MARJA, Afghanistan June 21, 2010— -- Ambassador Richard Holbrooke got a up close look at the Afghan war today, including gunfire at his aircraft and suicide bombers.
He visited Marja, a key town, to assess whether the new U.S. counter insurgency strategy is working or falling short.
Taliban gunmen tried to shoot down Holbrooke's V22 Osprey as it approached for a landing, triggering a gunbattle with the insurgents that lasted for about 10 minutes. And a trio of suicide bombers detonated themselves during an attack on the U.S. base as Holbrooke was leaving.
Holbrooke, the White House's special representative for Afghanistan and Pakistan, visited Kandahar and Marja today to see for himself what progress looks like here.
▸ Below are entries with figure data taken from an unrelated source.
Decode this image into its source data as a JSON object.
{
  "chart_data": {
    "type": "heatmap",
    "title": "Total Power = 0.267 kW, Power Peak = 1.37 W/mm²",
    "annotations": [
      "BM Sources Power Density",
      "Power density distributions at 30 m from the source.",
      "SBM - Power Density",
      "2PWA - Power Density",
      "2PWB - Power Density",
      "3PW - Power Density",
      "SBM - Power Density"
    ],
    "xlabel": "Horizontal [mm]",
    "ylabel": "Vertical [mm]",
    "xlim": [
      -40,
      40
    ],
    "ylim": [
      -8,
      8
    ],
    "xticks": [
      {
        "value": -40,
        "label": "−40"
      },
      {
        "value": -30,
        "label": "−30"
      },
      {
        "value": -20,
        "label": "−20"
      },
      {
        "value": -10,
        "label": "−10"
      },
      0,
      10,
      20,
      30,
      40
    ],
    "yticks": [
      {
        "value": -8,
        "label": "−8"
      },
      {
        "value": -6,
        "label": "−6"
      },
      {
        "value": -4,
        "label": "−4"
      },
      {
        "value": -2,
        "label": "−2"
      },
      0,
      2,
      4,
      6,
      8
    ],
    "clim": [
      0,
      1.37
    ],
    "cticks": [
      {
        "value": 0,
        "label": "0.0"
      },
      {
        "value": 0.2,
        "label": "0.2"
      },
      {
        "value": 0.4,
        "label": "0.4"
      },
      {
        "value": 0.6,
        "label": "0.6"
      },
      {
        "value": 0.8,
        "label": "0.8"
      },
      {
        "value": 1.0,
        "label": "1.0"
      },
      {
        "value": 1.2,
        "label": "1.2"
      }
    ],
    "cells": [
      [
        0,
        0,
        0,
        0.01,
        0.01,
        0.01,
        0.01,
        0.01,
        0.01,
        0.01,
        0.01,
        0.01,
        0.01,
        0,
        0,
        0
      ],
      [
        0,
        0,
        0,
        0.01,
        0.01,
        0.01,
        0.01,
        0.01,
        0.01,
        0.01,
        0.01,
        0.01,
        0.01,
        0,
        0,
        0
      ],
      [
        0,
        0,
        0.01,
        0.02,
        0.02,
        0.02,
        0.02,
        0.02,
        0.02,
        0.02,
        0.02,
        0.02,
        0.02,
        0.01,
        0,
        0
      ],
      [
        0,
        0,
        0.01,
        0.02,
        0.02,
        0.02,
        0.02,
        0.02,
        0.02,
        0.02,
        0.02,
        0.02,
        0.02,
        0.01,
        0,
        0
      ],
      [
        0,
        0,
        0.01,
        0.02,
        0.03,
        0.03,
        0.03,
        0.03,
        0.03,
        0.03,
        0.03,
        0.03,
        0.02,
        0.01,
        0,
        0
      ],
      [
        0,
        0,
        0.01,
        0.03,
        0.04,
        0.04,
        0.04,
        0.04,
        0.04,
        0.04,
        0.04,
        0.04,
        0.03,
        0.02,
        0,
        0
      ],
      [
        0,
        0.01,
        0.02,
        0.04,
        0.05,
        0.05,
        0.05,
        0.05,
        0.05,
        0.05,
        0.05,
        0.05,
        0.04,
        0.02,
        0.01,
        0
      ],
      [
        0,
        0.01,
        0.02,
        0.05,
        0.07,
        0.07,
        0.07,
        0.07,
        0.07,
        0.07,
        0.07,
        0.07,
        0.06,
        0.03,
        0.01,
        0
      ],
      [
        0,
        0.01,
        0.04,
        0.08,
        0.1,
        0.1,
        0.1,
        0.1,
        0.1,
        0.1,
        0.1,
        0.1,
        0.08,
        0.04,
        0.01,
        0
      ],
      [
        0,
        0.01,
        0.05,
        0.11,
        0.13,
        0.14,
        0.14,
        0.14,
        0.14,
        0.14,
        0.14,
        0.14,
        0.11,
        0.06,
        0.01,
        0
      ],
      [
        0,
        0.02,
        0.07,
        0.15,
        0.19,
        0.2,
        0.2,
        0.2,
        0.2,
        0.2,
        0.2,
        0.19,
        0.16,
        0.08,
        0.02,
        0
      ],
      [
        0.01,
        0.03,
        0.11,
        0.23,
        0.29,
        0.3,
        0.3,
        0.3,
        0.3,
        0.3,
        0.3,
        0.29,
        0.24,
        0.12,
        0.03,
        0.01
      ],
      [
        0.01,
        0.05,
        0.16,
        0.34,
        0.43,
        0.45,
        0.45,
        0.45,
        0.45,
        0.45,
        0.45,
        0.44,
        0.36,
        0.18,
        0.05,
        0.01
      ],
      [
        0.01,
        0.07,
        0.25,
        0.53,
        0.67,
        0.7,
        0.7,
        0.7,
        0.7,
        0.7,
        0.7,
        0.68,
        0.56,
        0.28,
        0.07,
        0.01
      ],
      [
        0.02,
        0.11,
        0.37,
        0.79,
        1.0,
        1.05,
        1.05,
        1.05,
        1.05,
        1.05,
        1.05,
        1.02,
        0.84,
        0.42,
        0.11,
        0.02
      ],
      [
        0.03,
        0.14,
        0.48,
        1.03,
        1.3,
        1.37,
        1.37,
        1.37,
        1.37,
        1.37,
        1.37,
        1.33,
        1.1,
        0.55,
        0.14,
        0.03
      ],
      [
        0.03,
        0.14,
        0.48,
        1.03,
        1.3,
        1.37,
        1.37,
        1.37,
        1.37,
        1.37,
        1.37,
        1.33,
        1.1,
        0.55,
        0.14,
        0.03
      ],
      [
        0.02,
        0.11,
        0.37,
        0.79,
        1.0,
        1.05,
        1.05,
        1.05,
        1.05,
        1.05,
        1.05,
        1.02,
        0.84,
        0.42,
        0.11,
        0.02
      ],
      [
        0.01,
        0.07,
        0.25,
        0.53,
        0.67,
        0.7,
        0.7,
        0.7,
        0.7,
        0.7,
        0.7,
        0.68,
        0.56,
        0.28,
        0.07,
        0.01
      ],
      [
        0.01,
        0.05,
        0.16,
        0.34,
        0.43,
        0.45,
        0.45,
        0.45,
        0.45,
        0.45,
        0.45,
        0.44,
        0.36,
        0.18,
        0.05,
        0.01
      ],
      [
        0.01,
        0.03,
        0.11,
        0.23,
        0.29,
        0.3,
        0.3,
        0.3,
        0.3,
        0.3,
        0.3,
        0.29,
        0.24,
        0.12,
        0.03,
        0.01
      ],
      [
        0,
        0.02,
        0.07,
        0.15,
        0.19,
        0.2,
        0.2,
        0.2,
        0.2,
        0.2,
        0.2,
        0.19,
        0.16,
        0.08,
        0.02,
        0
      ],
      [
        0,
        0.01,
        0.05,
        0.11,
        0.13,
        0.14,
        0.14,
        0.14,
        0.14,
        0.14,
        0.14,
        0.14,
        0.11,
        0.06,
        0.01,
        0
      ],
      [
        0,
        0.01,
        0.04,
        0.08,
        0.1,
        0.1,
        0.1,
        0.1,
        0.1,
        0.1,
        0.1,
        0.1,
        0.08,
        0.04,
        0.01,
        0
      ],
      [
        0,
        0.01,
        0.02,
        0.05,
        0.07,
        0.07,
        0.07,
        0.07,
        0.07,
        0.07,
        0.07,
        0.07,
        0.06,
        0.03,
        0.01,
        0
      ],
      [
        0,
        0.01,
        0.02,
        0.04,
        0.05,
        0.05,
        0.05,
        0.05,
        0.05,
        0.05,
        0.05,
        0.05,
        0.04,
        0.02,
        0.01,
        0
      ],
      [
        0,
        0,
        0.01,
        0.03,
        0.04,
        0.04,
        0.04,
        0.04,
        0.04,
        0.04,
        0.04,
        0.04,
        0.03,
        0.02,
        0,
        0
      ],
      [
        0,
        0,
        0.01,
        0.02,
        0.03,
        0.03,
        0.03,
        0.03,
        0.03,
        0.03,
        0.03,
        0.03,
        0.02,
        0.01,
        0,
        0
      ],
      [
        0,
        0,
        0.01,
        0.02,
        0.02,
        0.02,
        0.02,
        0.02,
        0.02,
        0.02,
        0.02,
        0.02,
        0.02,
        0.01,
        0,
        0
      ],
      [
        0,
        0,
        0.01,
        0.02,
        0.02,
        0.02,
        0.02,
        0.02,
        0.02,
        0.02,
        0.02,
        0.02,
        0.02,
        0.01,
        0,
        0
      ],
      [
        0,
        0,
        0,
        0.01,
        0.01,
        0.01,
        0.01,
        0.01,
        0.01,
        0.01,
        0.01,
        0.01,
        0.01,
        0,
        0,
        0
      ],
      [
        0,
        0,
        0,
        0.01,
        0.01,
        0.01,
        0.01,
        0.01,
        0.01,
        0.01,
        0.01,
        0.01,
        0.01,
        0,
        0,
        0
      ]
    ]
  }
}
He was traveling with Karl Eikenberry, the former Army general who is now U.S. ambassador to Afghanistan.
Marja was taken from the Taliban during a February offensive spearheaded by U.S. Marines, and is seen as an important test for the Obama administration's strategy.
But the Taliban have remained in the area engaging in an intimidation campaign aimed at those cooperating with the U.S. or the nascent Afghan government in the region, planting homemade bombs and getting into periodic firefights and rocket attacks targeting Marines and Afghan security forces.
Holbrooke and Eikenberry were traveling in a Marine Osprey, a tilt-rotor plane that can take off and land like a helicopter.
As the Osprey prepared to land in Marja, several gunshots rang out aimed at the incoming Osprey. By the time the plane had landed Afghan National police were laying down a hail of gunfire. Marines said they saw three or four men firing both at them and at the aircraft.